Despite all this, something we still hear from the Christian community in the UK is that they can’t see themselves joining a mainstream political party. The reasons they give tend to boil down to one thing: compromise. How can you join a political party if you don’t agree with all the policies? Isn’t it too great a compromise to pledge allegiance to a party banner when there’s whole areas of their manifesto you fundamentally disagree with? If you join a political party, won’t that mean waving goodbye to your integrity and becoming a cog in the party machinery?

This issue was touched upon in our article 5 Reasons Christians Don’t Get Involved in Politics and there’s even a chapter on it in our recent book Those Who Show Up.  

The truth is that it should come as no surprise that you don’t agree with everything any political party stands for. Parties are a complex web of relationships and ideas that over time have evolved into an almost undefinable, shapeshifting blob of human endeavour. Political parties aren't always coherent or consistent as within themselves there are multiple - sometimes opposing - factions such as Blairites, Eurosceptics, One-Nation Conservatives, Orange Bookers and so on.

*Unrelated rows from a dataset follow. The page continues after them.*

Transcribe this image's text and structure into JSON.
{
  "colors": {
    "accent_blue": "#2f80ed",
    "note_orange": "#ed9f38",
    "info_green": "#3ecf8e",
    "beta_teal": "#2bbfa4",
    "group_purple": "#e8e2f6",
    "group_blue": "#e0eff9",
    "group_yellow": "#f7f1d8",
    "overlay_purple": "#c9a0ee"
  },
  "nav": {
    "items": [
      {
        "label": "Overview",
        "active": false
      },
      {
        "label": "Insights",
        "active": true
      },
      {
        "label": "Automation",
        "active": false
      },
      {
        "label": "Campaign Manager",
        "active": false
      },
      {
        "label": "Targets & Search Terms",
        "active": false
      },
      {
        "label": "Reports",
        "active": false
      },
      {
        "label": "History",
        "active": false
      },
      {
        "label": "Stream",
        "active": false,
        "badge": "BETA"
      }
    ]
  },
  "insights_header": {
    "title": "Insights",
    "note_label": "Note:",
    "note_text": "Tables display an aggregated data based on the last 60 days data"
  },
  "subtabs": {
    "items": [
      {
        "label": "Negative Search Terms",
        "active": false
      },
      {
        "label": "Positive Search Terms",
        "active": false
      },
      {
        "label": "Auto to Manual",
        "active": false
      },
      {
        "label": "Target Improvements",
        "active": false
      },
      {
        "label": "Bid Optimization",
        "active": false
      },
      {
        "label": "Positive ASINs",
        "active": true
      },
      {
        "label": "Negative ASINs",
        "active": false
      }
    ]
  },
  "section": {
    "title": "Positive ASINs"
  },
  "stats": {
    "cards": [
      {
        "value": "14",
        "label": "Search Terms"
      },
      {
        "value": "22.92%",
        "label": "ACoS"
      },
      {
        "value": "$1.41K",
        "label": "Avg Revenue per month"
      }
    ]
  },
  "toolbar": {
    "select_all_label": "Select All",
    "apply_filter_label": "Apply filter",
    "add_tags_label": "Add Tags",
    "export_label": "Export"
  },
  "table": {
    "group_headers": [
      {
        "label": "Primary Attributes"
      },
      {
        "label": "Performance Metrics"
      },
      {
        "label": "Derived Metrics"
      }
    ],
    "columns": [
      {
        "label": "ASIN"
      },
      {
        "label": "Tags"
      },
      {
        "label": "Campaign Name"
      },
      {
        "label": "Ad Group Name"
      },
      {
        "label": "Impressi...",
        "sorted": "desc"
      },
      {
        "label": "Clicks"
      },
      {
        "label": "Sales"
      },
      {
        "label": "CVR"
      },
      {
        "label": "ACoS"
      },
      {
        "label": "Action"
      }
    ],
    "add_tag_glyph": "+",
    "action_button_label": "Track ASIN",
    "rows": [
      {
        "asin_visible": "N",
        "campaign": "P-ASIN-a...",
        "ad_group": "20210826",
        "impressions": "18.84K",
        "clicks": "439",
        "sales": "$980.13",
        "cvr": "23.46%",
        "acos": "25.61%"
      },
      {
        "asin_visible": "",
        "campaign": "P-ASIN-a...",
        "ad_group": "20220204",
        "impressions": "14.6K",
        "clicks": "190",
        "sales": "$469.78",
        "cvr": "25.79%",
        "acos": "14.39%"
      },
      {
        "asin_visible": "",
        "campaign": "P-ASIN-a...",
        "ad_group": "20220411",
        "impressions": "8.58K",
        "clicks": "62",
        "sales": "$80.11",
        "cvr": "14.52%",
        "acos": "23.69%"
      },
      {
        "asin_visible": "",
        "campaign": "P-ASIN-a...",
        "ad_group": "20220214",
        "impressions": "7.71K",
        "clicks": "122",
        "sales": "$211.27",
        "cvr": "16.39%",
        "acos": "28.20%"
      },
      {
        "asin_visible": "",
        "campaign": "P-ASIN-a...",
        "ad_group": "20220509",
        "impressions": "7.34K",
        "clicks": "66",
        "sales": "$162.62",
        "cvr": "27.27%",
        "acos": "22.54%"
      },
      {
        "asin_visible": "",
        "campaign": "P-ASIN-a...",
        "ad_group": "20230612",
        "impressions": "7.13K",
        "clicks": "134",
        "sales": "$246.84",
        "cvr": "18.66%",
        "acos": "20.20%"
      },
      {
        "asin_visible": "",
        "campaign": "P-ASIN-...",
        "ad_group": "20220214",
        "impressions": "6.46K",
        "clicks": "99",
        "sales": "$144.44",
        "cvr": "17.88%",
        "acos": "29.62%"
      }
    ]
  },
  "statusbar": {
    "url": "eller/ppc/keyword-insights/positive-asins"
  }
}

So are political parties a lost cause? One of the things we ask Christians to do when we’re running workshops or seminars is to spend some time coming up with a set of policies on various topics such as health, education and immigration. What inevitably follows is a showcase of disagreement worthy of any parliamentary debating chamber. The fact is Christians don’t agree with everything everyone in their church thinks, so what hope is there that a political party will represent a set of beliefs that Joe Public can wholly get behind.

That’s the tragedy. Political parties - like everything else in creation - are imperfect, fallen and riddled with compromise. Is that the end of the story then? Should we all admit defeat and live isolated political lives in the knowledge that you and I will never agree? Hopefully, the obvious answer to that is no. When Paul commands Christians in Ephesians 6:10 to ‘put on the whole armour of God’, that hardly seems advice for an isolated existence. Rather, it’s a declaration that the world is a messy place, but - while remaining firmly grounded in God - we should engage with it, love it and seek to impact it.

In the same way we work together, despite differences, with those in our church, family or business, political parties are another area where we work with others for the common good, all the while navigating the tricky road of my beliefs versus your beliefs and what we can achieve together.

Then there’s perhaps a more obvious point: political parties are more likely to be changed and be shaped from the inside rather than the outside. History is testament to this fact. It was a tradition of Christian socialism within the Labour Party that formed the foundation of many of the significant changes to British society the party implemented such as the welfare state and the NHS. Additionally, it was with the words of John Newton ringing in his ear that Wilberforce decided to remain in the world of politics, engaging with the system to help bring an end to the slave trade. And more recently it has been the persistent work of Christians within - such as Fiona Bruce MP - that huge advances have been made in combatting modern slavery. Like Obadiah, who stayed right at the heart of where it was all happening, we can have an impact on the direction and policies of a political party through building relationships, making the case and showing up where decisions are made. 

When contemplating joining a political party, the last thing you should be asking is do I agree with everything this party stands for. Instead try asking yourself three questions: Do I want to serve my community? Can I work with people I may not wholly agree with for the common good? Do I feel God can use me to impact politics from within the system rather than just from the outside?